Tuesday, May 5, 2015





ANASTASIA

Anastasia es el nombre de una hermosa flor silvestre de color azul violáceo con cuatro pétalos y el centro amarillento, que fue modificada genéticamente a principios del siglo XX por un científico ruso para que sobreviviera a los rigores del invierno, alargando con ello su belleza. Pero Anastasia es también el nombre de una cellista rusa que conocí en un aeropuerto de la ciudad de Viena una mañana primaveral, mientras me dirigía a París.

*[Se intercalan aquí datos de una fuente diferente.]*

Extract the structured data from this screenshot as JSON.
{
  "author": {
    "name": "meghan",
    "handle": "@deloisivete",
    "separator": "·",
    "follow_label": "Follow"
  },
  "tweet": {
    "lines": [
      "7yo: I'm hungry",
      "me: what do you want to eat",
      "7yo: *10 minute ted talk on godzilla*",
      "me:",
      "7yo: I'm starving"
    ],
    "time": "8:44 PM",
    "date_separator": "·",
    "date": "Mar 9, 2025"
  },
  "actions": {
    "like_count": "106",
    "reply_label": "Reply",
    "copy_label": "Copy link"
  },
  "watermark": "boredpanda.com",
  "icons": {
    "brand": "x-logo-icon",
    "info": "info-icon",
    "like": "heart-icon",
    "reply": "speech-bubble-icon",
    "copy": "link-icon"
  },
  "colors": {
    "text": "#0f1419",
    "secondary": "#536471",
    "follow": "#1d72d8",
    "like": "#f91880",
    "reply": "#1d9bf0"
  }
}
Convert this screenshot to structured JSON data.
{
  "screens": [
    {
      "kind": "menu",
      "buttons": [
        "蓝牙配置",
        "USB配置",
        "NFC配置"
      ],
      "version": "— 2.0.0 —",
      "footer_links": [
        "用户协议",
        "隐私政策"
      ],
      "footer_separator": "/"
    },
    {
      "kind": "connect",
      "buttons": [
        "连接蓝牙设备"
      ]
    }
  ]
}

Estaba sentada en un área aislada de la terminal, con un vestido de color esmeralda torneando sus piernas y usaba una bufanda de color rojo tenue, acompañada por un violonchelo. Intenté no ser muy obvio en cuanto a mi atracción hacia ella, pero me resultó imposible. A pesar de la multitud de muchachas austriacas que impregnaban con su perfume y risas todo el lugar, Anastasia era el centro gravitacional de mi cosmos, de mi visión de lo bello, el aquí y el ahora, su encarnación. Según mi punto de vista era aquella flor rusa que crece en la primavera en las sabanas de La Siberia. No dudé de que sus padres le pusieron ese hermoso nombre para reproducir la belleza de la flor, capaz de resistir las bajas temperaturas, como ella se resistía a los embates del tiempo, conservándose hermosamente en la gracia de sus sensuales labios, y en la profundidad marina de sus ojos. 


La presencia de Anastasia era todo lo que mis sentidos concebían. Mi cerebro no proyectaba otra cosa que la mística combinación de los colores, la evasiva presencia de sus ojos eslavos en mis ojos, y el control que ella ejercía sobre tan melancólico instrumento musical.

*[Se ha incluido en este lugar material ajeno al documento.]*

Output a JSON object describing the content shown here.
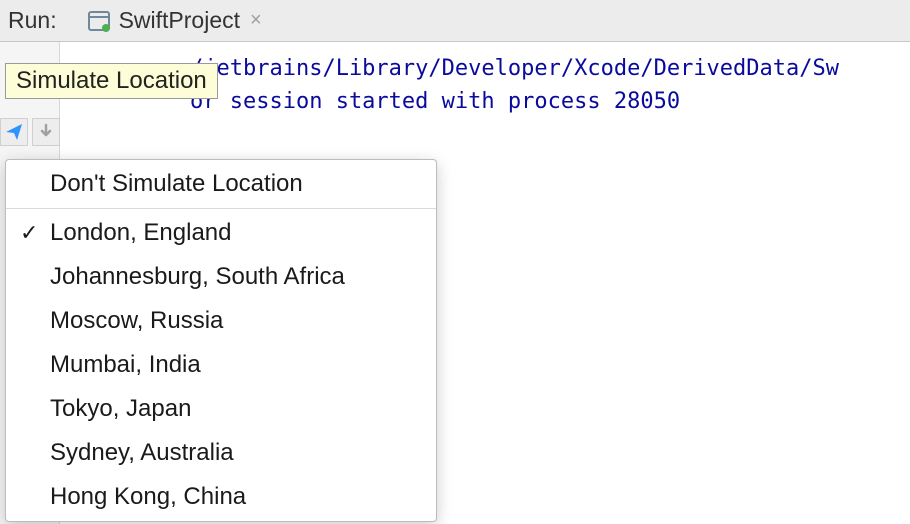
{
  "header": {
    "run_label": "Run:",
    "tab_name": "SwiftProject"
  },
  "tooltip": {
    "text": "Simulate Location"
  },
  "console": {
    "line1": "/jetbrains/Library/Developer/Xcode/DerivedData/Sw",
    "line2": "or session started with process 28050"
  },
  "menu": {
    "no_simulate": "Don't Simulate Location",
    "items": [
      {
        "checked": true,
        "label": "London, England"
      },
      {
        "checked": false,
        "label": "Johannesburg, South Africa"
      },
      {
        "checked": false,
        "label": "Moscow, Russia"
      },
      {
        "checked": false,
        "label": "Mumbai, India"
      },
      {
        "checked": false,
        "label": "Tokyo, Japan"
      },
      {
        "checked": false,
        "label": "Sydney, Australia"
      },
      {
        "checked": false,
        "label": "Hong Kong, China"
      }
    ]
  },
  "checkmark_glyph": "✓"
}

No quise acercarme para no destruir la fuerza pasional que su presencia ejerció sobre mí, sin ella estar consciente. Rogué porque ese momento se perpetuara como la eternidad, como el mismo tiempo, como la vastedad de lo que nos excede, el universo. Finalmente vi que se puso de pies, con elegancia suprema y el vestido de color verde esmeralda adherido a su figura como una segunda piel, convirtiéndola en una incuestionable diosa, al menos en mi Parnaso. En ese instante sentí que la respiración me dejaba, que un pedazo del cosmos se desprendía del universo. 

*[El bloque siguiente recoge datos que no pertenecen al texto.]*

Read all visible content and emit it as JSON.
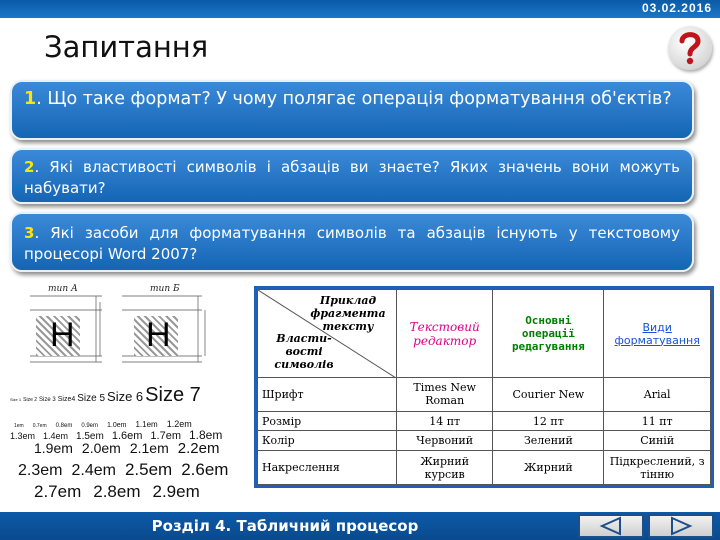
{
  "header": {
    "date": "03.02.2016",
    "title": "Запитання"
  },
  "questions": [
    {
      "num": "1",
      "text": ". Що таке формат? У чому полягає операція форматування об'єктів?"
    },
    {
      "num": "2",
      "text": ". Які властивості символів і абзаців ви знаєте? Яких значень вони можуть набувати?"
    },
    {
      "num": "3",
      "text": ". Які засоби для форматування символів та абзаців існують у текстовому процесорі Word 2007?"
    }
  ],
  "figure": {
    "type_a": "тип А",
    "type_b": "тип Б",
    "glyph": "Н",
    "size_rows": [
      [
        "Size 1",
        "Size 2",
        "Size 3",
        "Size4",
        "Size 5",
        "Size 6",
        "Size 7"
      ],
      [
        "1em",
        "0.7em",
        "0.8em",
        "0.9em",
        "1.0em",
        "1.1em",
        "1.2em"
      ],
      [
        "1.3em",
        "1.4em",
        "1.5em",
        "1.6em",
        "1.7em",
        "1.8em"
      ],
      [
        "1.9em",
        "2.0em",
        "2.1em",
        "2.2em"
      ],
      [
        "2.3em",
        "2.4em",
        "2.5em",
        "2.6em"
      ],
      [
        "2.7em",
        "2.8em",
        "2.9em"
      ]
    ]
  },
  "table": {
    "corner_top": "Приклад фрагмента тексту",
    "corner_bottom": "Власти-вості символів",
    "headers": [
      "Текстовий редактор",
      "Основні операції редагування",
      "Види форматування"
    ],
    "rows": [
      {
        "label": "Шрифт",
        "cells": [
          "Times New Roman",
          "Courier New",
          "Arial"
        ]
      },
      {
        "label": "Розмір",
        "cells": [
          "14 пт",
          "12 пт",
          "11 пт"
        ]
      },
      {
        "label": "Колір",
        "cells": [
          "Червоний",
          "Зелений",
          "Синій"
        ]
      },
      {
        "label": "Накреслення",
        "cells": [
          "Жирний курсив",
          "Жирний",
          "Підкреслений, з тінню"
        ]
      }
    ]
  },
  "footer": {
    "section": "Розділ 4. Табличний процесор"
  },
  "icons": {
    "question": "question-mark-icon",
    "prev": "prev-triangle-icon",
    "next": "next-triangle-icon"
  },
  "colors": {
    "accent_blue": "#1565b5",
    "question_number": "#ffe600",
    "header1": "#e0008a",
    "header2": "#008000",
    "header3": "#1a4fd8"
  }
}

Poniéndome en movimiento, rumbo al avión, me acerqué llamándola por su celestial nombre, ella sintió el impacto de mi voz penetrando en su individualidad, en medio del caos del aeropuerto. Sonrió con cortesía y me preguntó que si nos conocíamos, le respondí, que de toda una vida condensada a un encuentro fortuito ensamblado por el destino. Sonrió y sin perder en ningún momento la elegancia en sus labios, me preguntó por el destino final de mi viaje, le respondí, que en su compañía, cualquier lugar era el cielo. He notado que, en ese momento, se puso algo reflexiva, antes de pronunciar la próxima palabra, como si lo expresado por mí, hiriera el nervio de su pasado, respondió, finalmente, que ese es el destino de todos. Entonces nuestra conversación cambió de color, de matiz, haciéndose más íntima, más humana, de esta tierra de mortales criaturas, y ambos colocamos nuestros pies en el suelo, después de escuchar la voz de la terminal urgiendo a los pasajeros a abordar el próximo vuelo. 


Dos horas más tarde, el tiempo que tomó nuestro vuelo, me ofrecí a acompañarla a recoger las valijas, y ella agradeció mi ofrecimiento. Desde entonces me he convertido en la pradera en donde crece la flor rusa. Su belleza embellece mi vida, recordando a cada momento aquel encuentro nuestro en la terminal, aquel particular vestido color esmeralda y la bufanda de color rojo tenue, con tan nostálgico y melancólico instrumento en sus manos, y vivo ese instante, con la intensidad de toda una vida colgada de unos ojos marinos, y de su sedosa cabellera rubia. En fin, que, es de esa belleza que se rehúsa a abandonarnos, y de hacerlo, nos sumimos en la locura, sin el colorido de su encanto hechizando la crudeza de nuestros sentidos.